Skip to content

Koren Appointed to a Distinguished University Professorship

05/17/2010

Koren and Coleman

 

ME Professor Yoram Koren has been named James J. Duderstadt Distinguished University Professor (DUP) of Manufacturing. The Distinguished University Professorships recognize exceptional scholarly and creative achievements, national and international reputation, and superior teaching skills. The professorships, along with an annual research supplement, are bestowed with the intent to give recipients the opportunity to pursue scholarly activities that will ensure the greatest contribution to the University and the nation. The distinction is held until retirement. Koren is the second DUP in the ME department of a total of seven in the College of Engineering.

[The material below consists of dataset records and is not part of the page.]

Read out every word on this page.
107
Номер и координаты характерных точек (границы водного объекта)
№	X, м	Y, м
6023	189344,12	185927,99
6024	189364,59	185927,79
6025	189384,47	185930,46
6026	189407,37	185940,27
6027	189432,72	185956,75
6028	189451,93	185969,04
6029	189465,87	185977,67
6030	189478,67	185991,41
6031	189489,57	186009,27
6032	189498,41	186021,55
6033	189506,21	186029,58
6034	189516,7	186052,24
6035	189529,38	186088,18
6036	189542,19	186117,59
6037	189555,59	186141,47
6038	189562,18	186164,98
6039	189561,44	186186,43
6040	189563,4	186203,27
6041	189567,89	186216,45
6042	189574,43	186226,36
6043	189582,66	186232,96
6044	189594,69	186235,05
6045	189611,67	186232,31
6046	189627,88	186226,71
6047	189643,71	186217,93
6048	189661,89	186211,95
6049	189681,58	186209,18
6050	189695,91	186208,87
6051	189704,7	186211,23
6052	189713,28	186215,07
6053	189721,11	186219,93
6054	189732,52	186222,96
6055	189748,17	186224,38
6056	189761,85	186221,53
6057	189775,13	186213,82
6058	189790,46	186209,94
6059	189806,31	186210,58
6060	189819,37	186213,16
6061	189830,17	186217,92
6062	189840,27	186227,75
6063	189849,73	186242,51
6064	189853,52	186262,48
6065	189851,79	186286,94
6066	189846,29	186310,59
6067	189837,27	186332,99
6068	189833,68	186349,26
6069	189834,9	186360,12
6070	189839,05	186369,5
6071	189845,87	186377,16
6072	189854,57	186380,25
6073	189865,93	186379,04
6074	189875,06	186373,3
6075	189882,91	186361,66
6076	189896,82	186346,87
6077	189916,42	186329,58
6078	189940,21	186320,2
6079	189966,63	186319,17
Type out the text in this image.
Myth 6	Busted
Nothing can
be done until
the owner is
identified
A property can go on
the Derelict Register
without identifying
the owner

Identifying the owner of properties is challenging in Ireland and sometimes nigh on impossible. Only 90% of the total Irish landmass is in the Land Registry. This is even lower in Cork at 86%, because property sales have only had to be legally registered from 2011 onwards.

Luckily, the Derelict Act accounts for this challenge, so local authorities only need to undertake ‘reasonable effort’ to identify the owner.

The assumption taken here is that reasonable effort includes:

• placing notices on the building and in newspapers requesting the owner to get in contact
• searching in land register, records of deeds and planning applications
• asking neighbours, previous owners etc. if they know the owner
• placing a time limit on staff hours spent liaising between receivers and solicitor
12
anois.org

In 1981, when Duderstadt became the Dean of Engineering he established the Center for Robotics and Integrated Manufacturing, and appointed Koren as the director of its Integrated Design and Manufacturing Division. Koren worked jointly with Duderstadt to establish the University of Michigan as a prime research institute for manufacturing. From 1988 until 1996 Duderstadt served as the President of the University. Today, Koren is internationally recognized for innovative contributions to flexible automation and reconfigurable manufacturing systems. He is a member of the U.S. National Academy of Engineering, and is credited with conceiving of the reconfigurable manufacturing paradigm and as a pioneer in establishing flexible automation, computer numerical control and adaptive control of machine tools as research fields and an educational discipline.

RMT

 

A significant and internationally-recognized aspect of Koren’s professional career is his pioneering research with reconfigurable manufacturing. In 1996, Koren founded the Engineering Research Center (ERC) for Reconfigurable Manufacturing Systems (RMS), and currently serves as its director. The ERC-RMS, sponsored first by the National Science Foundation and currently operating solely on industry support, graduated 80 Ph.D. students and 270 Masters students, many of whom are working in U.S. industries and national labs, and 12 as professors at universities. Koren is credited with conceiving of the idea of RMS and defines the term as a system that has “exactly the production resources needed, exactly when needed.” Koren has seven patents on reconfiguration technologies, and an additional seven patents on flexible automation and robotics. According to GoogleScholar more than 9000 papers have cited Koren’s works in these areas.

Cover

 

Koren’s agenda is to create a new manufacturing paradigm for the new century. Sustainable manufacturing and personalized production will be the foundation of the new paradigm. Koren views RMS as an important cornerstone of sustainable manufacturing. “I want to build on what we’ve achieved in reconfigurable manufacturing and go to the next step by doing something which is good for the nation’s economy, can increase and sustain manufacturing jobs in the U.S., and is also good for the environment,” he said. His interpretation of sustainability, as applied to manufacturing, also means manufacturing that will sustain within the United States. This feature, called Competitive Sustainable Manufacturing, is vital for building a healthy society, because the jobs that manufacturing makes available fit the middle-class, and a strong middle-class is essential for building a healthy society.

Personalized Car

 

The economic advantage of competitive sustainable manufacturing affects both large corporations and small businesses.  One example is the personalized production paradigm in which products, without their accessories, are designed by enterprises with an open-architecture structure that allows consumers to personalize their products by adding accessories. Under the personalized production paradigm, consumers would be able to design the interior of their cars to fit their specific lifestyles. Koren advocates this model as a strategy for sustaining manufacturing jobs within the United States because on one hand it depends on small businesses to design and produce specialized modules such as the dog baskets, and on the other hand it depends on domestic enterprises like General Motors to assemble the cars quickly so consumers get their personalized cars within a short delivery time.

Koren believes that this model, in conjunction with the flexibility and efficiency gained by RMS for assembly and machining systems, are the direction that industry must move toward in creating a new competitive manufacturing paradigm that will benefit the society, the economy and the environment.